The NX1 stepped up Samsung’s game for mirrorless cameras, but the body alone retailed for $1,500–and as an entirely new system, consumers had to buy new lenses. The NX500, retailing for $800 with an included 16-50mm f3.5-5.6 power zoom lens (which retails for $300 on its own), bridges the gap for point-and-shooters or cautious SLR enthusiasts looking to experiment with mirrorless cameras.
Mirrorless cameras capture images directly from lens to data storage–which means the camera focuses and shoots as fast as its processor allows and without any shutter sound. The NX500’s three-inch screen flips up 180 degrees “because selfies,” as CNet puts it.

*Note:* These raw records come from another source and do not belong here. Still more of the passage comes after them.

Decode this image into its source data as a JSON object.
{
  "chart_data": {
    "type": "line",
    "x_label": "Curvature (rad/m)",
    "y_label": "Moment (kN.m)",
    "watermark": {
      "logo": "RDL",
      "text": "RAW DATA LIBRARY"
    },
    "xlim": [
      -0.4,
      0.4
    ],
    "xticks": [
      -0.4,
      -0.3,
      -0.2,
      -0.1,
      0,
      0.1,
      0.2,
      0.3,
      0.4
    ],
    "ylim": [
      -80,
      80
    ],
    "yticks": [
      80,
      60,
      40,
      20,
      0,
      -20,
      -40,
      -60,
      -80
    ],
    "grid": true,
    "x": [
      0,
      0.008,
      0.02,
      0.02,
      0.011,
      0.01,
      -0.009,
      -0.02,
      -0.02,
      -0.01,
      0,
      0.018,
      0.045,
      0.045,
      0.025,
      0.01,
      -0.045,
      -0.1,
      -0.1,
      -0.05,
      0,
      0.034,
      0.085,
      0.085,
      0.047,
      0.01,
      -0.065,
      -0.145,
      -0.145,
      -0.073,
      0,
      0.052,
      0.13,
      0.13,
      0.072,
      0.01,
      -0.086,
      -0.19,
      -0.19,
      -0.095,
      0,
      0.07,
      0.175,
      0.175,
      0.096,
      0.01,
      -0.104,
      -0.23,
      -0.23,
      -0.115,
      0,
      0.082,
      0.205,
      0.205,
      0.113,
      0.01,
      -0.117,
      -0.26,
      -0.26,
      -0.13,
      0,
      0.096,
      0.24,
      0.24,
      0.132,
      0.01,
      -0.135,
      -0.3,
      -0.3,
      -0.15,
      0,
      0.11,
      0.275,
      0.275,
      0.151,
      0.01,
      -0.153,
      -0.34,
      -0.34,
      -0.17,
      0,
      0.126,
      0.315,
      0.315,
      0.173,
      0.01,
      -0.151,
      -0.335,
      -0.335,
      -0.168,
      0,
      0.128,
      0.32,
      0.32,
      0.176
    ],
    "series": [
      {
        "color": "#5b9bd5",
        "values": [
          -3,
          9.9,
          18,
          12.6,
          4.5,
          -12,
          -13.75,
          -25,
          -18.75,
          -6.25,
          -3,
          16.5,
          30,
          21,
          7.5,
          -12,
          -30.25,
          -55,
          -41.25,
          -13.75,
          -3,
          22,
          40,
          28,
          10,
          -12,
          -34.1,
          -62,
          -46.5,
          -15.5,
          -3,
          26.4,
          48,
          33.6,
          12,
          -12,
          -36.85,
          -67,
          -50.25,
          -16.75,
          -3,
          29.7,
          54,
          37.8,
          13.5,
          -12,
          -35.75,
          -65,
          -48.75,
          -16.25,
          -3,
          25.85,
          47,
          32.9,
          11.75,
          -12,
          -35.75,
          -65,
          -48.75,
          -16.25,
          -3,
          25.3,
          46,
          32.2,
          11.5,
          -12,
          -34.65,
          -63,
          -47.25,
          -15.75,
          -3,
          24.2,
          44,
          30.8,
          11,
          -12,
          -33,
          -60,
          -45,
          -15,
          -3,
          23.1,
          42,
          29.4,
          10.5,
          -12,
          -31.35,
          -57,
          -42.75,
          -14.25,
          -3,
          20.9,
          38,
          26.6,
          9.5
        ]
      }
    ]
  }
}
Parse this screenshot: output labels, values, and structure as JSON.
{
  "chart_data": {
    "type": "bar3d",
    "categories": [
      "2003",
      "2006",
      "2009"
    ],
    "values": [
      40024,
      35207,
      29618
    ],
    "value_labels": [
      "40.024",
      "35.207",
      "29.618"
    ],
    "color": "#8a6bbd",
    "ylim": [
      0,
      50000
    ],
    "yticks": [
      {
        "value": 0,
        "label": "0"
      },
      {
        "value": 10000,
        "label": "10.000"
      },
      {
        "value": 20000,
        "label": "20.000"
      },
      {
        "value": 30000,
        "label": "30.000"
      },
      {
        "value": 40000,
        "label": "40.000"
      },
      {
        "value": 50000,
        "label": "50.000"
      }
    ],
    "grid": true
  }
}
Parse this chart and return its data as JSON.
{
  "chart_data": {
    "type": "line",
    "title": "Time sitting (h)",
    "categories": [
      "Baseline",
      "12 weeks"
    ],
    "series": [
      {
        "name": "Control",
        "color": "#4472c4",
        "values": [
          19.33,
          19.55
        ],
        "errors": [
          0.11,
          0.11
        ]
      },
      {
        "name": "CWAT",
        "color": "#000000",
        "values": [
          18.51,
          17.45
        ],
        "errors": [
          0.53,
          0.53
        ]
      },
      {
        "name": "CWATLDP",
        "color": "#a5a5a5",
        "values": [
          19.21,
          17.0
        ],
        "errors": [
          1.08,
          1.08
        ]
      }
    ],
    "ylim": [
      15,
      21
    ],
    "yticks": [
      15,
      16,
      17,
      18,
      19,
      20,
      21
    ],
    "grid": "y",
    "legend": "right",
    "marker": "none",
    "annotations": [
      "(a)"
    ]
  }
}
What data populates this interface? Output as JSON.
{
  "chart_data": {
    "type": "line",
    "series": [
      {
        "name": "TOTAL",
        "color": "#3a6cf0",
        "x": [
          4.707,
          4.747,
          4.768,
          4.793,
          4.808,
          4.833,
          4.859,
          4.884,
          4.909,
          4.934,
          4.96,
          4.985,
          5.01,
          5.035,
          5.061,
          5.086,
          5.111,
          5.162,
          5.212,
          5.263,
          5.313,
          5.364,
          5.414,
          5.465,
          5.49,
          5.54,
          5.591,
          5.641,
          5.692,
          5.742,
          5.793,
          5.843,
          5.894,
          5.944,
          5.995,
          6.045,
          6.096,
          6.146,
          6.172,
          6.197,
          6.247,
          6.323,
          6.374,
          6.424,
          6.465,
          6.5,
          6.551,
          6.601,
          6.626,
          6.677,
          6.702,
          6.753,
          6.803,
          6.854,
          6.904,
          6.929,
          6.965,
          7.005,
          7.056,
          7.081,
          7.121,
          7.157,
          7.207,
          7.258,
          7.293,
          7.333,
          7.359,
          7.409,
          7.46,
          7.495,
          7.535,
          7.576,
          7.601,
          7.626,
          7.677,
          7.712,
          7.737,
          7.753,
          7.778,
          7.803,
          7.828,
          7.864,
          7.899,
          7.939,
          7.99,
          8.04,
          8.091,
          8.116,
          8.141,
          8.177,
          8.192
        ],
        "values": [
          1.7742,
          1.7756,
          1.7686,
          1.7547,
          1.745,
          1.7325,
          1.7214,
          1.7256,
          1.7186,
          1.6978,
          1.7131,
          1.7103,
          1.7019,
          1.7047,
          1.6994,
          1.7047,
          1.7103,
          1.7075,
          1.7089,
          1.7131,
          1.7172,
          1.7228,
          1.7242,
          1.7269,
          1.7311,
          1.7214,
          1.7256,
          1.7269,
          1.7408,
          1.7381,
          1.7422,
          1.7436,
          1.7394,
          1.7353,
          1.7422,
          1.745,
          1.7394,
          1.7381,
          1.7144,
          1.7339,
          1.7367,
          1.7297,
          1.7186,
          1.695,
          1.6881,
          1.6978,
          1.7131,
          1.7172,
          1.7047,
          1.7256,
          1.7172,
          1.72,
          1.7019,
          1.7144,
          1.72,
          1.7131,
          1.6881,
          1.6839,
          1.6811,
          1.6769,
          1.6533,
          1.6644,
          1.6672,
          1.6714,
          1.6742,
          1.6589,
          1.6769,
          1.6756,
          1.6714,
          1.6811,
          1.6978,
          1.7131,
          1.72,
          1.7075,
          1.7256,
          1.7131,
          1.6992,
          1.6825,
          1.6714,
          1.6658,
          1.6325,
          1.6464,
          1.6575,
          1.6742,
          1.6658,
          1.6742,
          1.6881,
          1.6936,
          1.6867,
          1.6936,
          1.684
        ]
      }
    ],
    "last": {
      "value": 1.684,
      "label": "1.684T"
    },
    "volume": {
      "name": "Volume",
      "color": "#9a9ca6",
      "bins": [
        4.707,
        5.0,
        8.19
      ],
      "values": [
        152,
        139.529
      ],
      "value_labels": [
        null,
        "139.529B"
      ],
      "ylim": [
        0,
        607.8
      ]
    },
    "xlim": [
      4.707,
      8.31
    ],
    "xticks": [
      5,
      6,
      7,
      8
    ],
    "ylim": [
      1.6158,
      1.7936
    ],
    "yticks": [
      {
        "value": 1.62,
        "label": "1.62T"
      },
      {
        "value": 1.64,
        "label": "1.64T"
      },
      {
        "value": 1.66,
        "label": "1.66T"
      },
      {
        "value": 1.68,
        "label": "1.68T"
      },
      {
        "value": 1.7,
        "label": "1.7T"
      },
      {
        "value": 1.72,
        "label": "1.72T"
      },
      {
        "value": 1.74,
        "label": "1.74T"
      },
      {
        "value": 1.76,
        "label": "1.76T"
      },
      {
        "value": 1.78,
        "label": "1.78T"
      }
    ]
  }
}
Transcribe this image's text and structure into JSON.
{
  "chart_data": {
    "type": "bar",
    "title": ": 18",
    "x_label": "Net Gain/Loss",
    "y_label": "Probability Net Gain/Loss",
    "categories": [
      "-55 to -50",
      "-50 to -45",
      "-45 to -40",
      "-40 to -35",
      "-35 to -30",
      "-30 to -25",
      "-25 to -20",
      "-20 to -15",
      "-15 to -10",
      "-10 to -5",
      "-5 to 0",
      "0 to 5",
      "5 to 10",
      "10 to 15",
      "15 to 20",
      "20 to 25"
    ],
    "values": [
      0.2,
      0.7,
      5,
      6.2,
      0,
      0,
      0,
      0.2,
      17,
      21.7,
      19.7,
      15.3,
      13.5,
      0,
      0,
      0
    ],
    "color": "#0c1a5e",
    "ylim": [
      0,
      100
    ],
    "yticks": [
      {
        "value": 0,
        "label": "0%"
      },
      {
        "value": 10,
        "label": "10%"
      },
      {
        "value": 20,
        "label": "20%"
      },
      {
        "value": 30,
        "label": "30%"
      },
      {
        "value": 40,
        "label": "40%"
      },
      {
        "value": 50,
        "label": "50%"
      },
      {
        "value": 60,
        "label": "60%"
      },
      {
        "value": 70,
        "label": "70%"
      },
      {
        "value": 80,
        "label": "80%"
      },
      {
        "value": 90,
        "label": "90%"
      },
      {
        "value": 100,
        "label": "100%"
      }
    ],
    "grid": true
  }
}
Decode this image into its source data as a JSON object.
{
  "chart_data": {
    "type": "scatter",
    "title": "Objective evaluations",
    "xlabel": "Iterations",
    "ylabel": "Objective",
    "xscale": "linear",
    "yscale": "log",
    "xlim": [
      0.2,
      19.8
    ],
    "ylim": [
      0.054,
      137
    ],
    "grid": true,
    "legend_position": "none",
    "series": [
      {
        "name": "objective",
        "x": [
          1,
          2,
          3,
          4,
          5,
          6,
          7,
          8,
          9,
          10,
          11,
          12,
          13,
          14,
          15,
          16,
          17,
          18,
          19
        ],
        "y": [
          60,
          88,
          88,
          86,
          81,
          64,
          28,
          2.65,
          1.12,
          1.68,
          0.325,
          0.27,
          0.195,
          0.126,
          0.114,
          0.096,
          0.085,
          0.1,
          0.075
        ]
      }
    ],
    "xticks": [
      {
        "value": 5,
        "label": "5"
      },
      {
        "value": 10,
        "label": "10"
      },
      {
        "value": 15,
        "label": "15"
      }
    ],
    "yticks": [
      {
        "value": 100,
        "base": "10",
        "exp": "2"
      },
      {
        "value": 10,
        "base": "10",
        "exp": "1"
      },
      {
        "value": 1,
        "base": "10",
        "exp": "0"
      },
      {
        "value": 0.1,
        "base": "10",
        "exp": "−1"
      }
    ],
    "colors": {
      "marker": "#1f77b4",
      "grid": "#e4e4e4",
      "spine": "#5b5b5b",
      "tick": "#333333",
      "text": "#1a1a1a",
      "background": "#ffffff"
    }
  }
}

The NX500’s body is visually identical to the earlier NX300–a slim body barely taller than its lens that’s wrapped all around in pebbled leather, a lean retro machine for folks who don’t want to lug around a full-size SLR. But the NX500 packs many of the features the full-size NX1 wowed consumers with, like an APS-C 28 megapixel sensor and 4K video (the soon-to-be-standard highest definition on commercial televisions), along with the Samsung Auto Shot feature that tracks what’s in front of the camera at 240fps until something crosses a pre-set point and triggers the shutter.
The NX500 also packs in the NX1’s phase-detection and cross-type autofocus sensor, and while its nine-frames-per-second shooting is slightly slower than the NX1’s 15-frames-per-second limit, it’s still remarkable. The NX500’s max shutter speed is also slightly lower at 1/6000 rather than the NX1’s 1/8000, but the NX500 matches its big brother’s max ISO at 25,600. And like most cameras jumping on the Smart Camera wagon, the NX500 can connect to devices via Wi-Fi, Bluetooth, or NFC and has apps to pair with iOS and Android for easy file sharing–and even remote operation via your device.
While the NX500 is roughly comparable on specs to the Sony A6000 released in April 2014, the ability to capture 4K video (the Sony A6000 only captures 1080/60p) and more precise autofocus features might tip consumers into Samsung’s camp–especially once 4K resolution comes more into vogue.